If $A\subseteq\Bbb R$ is nonempty with $|A|\ge 2$, then $A$ totally disconnected $\iff A^\circ=\emptyset$.

Question

In the course of working on an exercise, I came up with the claim given in the title. Just looking for verification.

$\underline{\text{Claim: } A\text{ is totally disconnected}\iff A^\circ=\emptyset.}$

$\underline{\implies}$

Let $x\in A$, $\epsilon>0$ and $U=(x-\epsilon, x+\epsilon)$. Since $U\cap A$ is not connected, $U\cap (\Bbb R\setminus A)\ne\emptyset$ and therefore, $x\notin A^\circ$.

$\underline{\impliedby}$

Let $x,y\in A$ with $x<y$. Suppose there is a connected set $B\subseteq A$ such that $x,y\in B$. Since, $(x,y)$ is connected, $(x,y)\subseteq B\subseteq A$. This contradicts that $A^\circ=\emptyset$.

Answer 1

I would modify the proof a bit.
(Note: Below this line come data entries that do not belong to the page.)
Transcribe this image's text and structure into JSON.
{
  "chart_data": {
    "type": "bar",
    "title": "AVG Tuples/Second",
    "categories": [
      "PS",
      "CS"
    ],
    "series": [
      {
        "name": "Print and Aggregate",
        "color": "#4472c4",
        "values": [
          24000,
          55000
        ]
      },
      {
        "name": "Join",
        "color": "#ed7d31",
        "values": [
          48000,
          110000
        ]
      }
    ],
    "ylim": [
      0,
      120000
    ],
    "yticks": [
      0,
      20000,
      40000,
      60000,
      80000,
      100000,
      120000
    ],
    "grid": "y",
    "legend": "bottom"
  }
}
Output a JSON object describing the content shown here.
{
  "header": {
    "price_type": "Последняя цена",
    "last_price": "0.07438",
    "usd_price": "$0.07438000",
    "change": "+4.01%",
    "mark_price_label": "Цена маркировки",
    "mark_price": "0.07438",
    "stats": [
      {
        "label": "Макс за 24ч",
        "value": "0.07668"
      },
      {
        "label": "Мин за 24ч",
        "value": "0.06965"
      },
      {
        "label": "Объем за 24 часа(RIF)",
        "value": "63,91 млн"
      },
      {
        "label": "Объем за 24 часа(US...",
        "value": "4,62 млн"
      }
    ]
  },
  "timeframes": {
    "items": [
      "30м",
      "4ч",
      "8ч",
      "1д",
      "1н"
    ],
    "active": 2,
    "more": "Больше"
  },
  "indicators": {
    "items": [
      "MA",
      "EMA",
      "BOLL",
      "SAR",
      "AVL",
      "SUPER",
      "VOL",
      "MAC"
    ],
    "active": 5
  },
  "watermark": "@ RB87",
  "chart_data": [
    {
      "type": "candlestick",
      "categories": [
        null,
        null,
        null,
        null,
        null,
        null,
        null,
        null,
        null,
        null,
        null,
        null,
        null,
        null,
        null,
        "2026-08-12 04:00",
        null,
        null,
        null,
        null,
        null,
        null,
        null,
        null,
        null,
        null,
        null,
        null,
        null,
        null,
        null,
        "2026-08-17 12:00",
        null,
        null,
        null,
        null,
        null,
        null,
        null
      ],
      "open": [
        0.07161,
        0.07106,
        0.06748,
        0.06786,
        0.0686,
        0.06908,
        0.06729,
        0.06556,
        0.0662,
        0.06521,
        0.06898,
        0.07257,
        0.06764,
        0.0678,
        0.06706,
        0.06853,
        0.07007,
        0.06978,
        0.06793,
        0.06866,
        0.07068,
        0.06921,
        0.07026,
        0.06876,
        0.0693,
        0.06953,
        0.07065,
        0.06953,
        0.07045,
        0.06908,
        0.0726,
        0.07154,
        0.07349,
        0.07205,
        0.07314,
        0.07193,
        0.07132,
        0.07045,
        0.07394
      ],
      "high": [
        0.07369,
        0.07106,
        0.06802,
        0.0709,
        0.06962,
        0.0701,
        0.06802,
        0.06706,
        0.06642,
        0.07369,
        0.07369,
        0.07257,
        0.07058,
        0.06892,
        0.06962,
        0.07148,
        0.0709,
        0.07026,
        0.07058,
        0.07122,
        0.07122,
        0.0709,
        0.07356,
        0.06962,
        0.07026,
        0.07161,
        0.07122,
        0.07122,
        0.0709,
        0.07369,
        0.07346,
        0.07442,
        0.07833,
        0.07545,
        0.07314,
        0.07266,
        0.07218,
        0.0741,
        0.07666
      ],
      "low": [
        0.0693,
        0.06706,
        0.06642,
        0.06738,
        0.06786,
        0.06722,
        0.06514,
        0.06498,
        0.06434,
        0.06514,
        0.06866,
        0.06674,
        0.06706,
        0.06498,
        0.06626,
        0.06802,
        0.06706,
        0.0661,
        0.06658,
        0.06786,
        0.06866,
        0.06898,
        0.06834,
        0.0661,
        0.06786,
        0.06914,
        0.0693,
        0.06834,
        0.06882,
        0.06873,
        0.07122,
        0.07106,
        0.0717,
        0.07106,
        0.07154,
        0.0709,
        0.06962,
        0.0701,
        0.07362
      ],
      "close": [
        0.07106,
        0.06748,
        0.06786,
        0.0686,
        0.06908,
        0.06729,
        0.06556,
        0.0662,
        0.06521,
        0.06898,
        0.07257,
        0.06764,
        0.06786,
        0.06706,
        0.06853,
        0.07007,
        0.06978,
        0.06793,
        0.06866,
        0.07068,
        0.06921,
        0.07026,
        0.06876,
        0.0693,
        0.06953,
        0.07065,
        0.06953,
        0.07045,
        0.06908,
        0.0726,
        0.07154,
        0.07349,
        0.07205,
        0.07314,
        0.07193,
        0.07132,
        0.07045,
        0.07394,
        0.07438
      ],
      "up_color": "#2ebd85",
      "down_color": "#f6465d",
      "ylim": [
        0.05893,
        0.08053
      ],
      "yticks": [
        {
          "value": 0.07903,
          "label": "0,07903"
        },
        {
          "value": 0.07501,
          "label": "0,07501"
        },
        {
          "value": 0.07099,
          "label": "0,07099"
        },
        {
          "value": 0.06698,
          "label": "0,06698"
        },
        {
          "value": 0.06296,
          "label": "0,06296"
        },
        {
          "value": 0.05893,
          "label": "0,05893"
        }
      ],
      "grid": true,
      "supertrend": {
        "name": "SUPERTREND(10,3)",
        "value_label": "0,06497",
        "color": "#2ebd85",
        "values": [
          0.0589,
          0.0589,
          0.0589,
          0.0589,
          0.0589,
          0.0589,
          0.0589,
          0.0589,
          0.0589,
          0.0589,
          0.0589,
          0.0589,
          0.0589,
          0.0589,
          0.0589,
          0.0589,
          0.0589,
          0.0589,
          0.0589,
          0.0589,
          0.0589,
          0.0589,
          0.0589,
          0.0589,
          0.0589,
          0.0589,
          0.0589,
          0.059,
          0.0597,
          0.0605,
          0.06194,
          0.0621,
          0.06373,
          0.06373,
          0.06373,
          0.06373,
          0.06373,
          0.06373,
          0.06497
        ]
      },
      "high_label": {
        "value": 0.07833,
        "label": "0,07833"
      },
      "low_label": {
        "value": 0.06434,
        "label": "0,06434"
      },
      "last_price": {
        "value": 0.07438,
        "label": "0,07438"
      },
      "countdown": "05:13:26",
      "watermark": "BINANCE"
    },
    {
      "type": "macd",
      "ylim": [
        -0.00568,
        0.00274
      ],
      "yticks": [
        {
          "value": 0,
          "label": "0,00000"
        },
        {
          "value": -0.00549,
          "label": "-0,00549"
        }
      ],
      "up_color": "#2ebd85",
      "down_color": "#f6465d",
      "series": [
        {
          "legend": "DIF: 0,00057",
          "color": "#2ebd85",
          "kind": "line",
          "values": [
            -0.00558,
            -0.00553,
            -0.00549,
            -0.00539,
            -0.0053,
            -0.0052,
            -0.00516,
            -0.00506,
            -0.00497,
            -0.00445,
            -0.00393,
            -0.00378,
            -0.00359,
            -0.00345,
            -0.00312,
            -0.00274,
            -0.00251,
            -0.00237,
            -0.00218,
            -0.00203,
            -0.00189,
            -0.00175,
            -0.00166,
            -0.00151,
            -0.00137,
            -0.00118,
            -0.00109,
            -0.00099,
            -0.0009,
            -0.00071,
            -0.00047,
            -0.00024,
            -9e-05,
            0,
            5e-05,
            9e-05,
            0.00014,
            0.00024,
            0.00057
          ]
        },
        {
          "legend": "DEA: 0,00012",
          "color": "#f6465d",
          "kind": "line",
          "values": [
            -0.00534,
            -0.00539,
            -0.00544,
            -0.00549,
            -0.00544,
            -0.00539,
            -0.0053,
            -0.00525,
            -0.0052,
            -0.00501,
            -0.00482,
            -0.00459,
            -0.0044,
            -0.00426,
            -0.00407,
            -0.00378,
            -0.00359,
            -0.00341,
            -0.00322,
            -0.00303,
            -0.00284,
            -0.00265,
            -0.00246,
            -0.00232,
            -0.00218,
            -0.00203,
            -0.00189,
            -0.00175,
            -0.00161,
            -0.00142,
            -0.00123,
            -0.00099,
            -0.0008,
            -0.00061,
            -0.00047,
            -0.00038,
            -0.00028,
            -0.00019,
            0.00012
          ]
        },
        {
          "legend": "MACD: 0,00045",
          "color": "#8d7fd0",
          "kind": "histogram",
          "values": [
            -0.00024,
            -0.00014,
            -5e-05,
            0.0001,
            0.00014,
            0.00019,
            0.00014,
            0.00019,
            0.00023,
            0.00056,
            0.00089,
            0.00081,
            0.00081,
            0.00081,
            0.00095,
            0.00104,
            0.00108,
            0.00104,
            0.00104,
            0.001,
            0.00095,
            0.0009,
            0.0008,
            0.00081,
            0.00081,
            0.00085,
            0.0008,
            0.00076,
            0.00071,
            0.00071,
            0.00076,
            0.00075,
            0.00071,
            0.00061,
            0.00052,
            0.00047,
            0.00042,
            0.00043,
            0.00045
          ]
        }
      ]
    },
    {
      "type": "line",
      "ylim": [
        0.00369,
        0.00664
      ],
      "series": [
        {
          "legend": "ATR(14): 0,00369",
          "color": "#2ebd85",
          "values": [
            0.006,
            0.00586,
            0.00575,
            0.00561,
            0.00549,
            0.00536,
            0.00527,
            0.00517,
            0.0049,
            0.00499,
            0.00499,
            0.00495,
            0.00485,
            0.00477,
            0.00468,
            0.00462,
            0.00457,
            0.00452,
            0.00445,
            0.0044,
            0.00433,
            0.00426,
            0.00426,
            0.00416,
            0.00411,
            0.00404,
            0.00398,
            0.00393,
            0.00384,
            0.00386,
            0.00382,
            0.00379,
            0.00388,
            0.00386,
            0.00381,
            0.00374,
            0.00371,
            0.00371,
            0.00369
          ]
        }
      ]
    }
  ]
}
In the first sentence you could write

Let $x∈A, ϵ>0$ and $U=(x−ϵ,x+ϵ)$. Since $U∩A$ $\color{red}{\text{is a singleton}}$ or is not connected, $U∩(ℝ∖A)≠∅$ and therefore, $x∉A^∘$.

The other direction is fine.

I think you don't need the hypothesis that $|A|\ge 2$. If $A$ is a single point, then it's totally disconnected since the components are singletons in that case.